Mrs. Whitman did not return until quite late; her married daughter Lucy Ann and her teething baby did not generally release her in very good season. When she came into the kitchen she found a great pan of parsnips all washed and scraped, and heard the news how the Wigginses were over their ill tempers and were coming the next day. Mrs. Whitman dropped into a chair, her large mild face beamed, and tears stood in her eyes. “Well, I'm dreadful glad if we can patch it up,” said she; “I never had any fuss with any of my folks before in the world, and I hate to begin now. I've always thought a good deal of the Wigginses.” And her mouth quivered.
The next morning a parsnip stew of noble proportions was prepared. At eleven o'clock the great kettle, full to the rim, hung over the fire, and the room was cloudy with savory steam. The Wigginses were expected every minute. Uncles Silas and Caleb Whitman could be seen from the kitchen window out in the field with their brother bending over the plough furrows, and they kept righting themselves and looking at their old silver watches. At half past eleven Mrs. Whitman and Serena began to think it was strange that the Wigginses did not come. At quarter of twelve there was a little stir out in the yard, and they ran to the windows. There was Mr. Wiggins with a wheelbarrow, and an empty grain sack and a half-bushel basket of russet apples in it.
Mrs. Whitman and Serena stood wonderingly in the door. “Where's the folks?” asked Mrs. Whitman.
Then Mr. Wiggins, standing by the wheelbarrow, explained how Hiram Green had had to use the horse for ploughing up in the six-acre lot, how he had promised to hire it to him, and his wife hadn't known it, and how he had had to go to the store for grain with the wheelbarrow, and his wife had got him to stop and tell Mis' Whitman she was dreadfully sorry it happened so, but she didn't see how they could walk, and they would come over the first day they could have the horse; and she didn't know but what Mis' Whitman's apples had give out, so she sent her over a few of their russets; they had 'most two barrels left, and they were spoiling fast, and they wanted to get rid of them.
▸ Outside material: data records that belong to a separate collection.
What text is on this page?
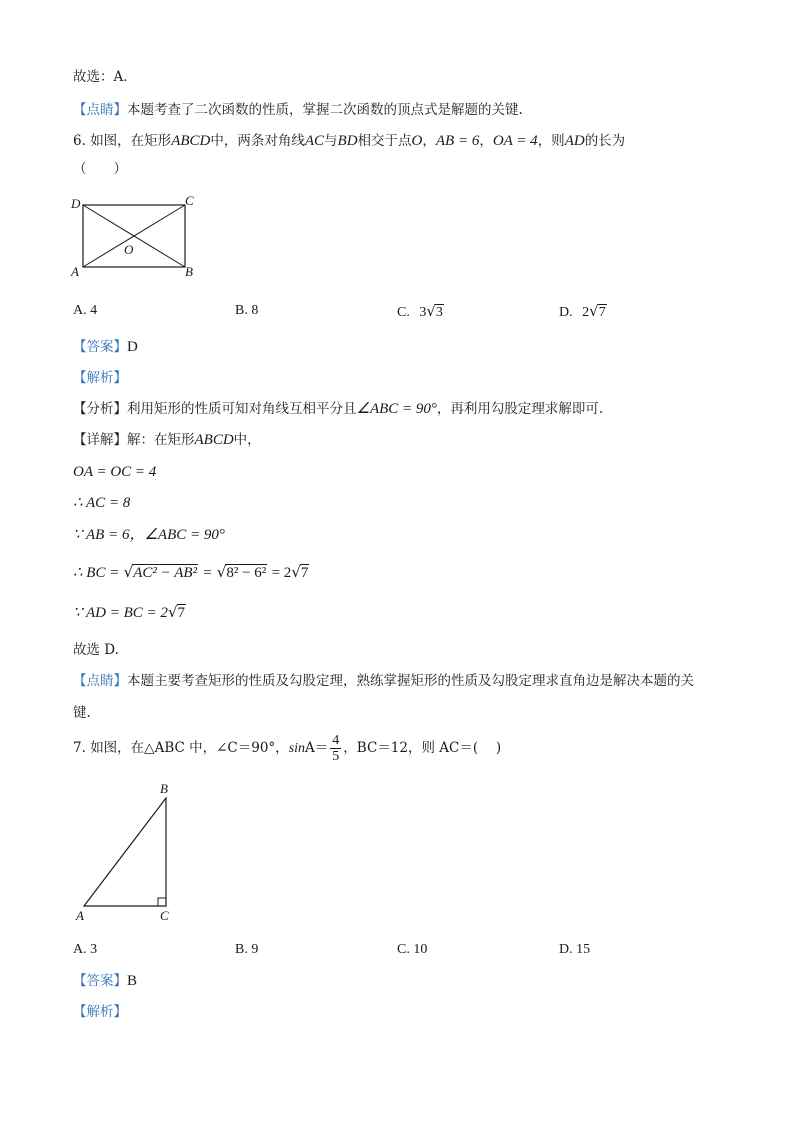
故选：A．
【点睛】本题考查了二次函数的性质，掌握二次函数的顶点式是解题的关键.
6. 如图，在矩形ABCD中，两条对角线AC与BD相交于点O，AB = 6，OA = 4，则AD的长为
（　　）
D	C
A	B
O
A. 4	B. 8	C. 3√3	D. 2√7
【答案】D
【解析】
【分析】利用矩形的性质可知对角线互相平分且∠ABC = 90°，再利用勾股定理求解即可.
【详解】解：在矩形ABCD中，
OA = OC = 4
∴ AC = 8
∵ AB = 6，∠ABC = 90°
∴ BC = √AC² − AB² = √8² − 6² = 2√7
∵ AD = BC = 2√7
故选 D.
【点睛】本题主要考查矩形的性质及勾股定理，熟练掌握矩形的性质及勾股定理求直角边是解决本题的关
键.
7. 如图，在△ABC 中，∠C＝90°，$\sin A= \frac{4}{5}$ ，BC＝12，则 AC＝(　 )
B
A	C
A. 3	B. 9	C. 10	D. 15
【答案】B
【解析】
When Ruth came home from school she found an immense kettle of parsnip stew, her father and her uncles Silas and Caleb again forming a pleasant expectant semicircle before the fire, but no Wigginses. To-day the stew was seasoned daintily, and salt had taken the place of saleratus. There was no stint as to quantity, but there were not enough partakers. Mrs. Whitman filled a great bowl for Lucy Ann; she sent a dish over to the Whites; father and Caleb and Silas ate manfully, and passed their plates again and again; Serena and Ruth and their mother ate all they could, and the cat had her fill; but the Whitmans, with all their allies, could not eat their own share and that of the Wigginses. But the stew was delicious, and as the family ate, their simple homely little feud was healed, and the parsnip stew smoked in their midst like a pipe of peace.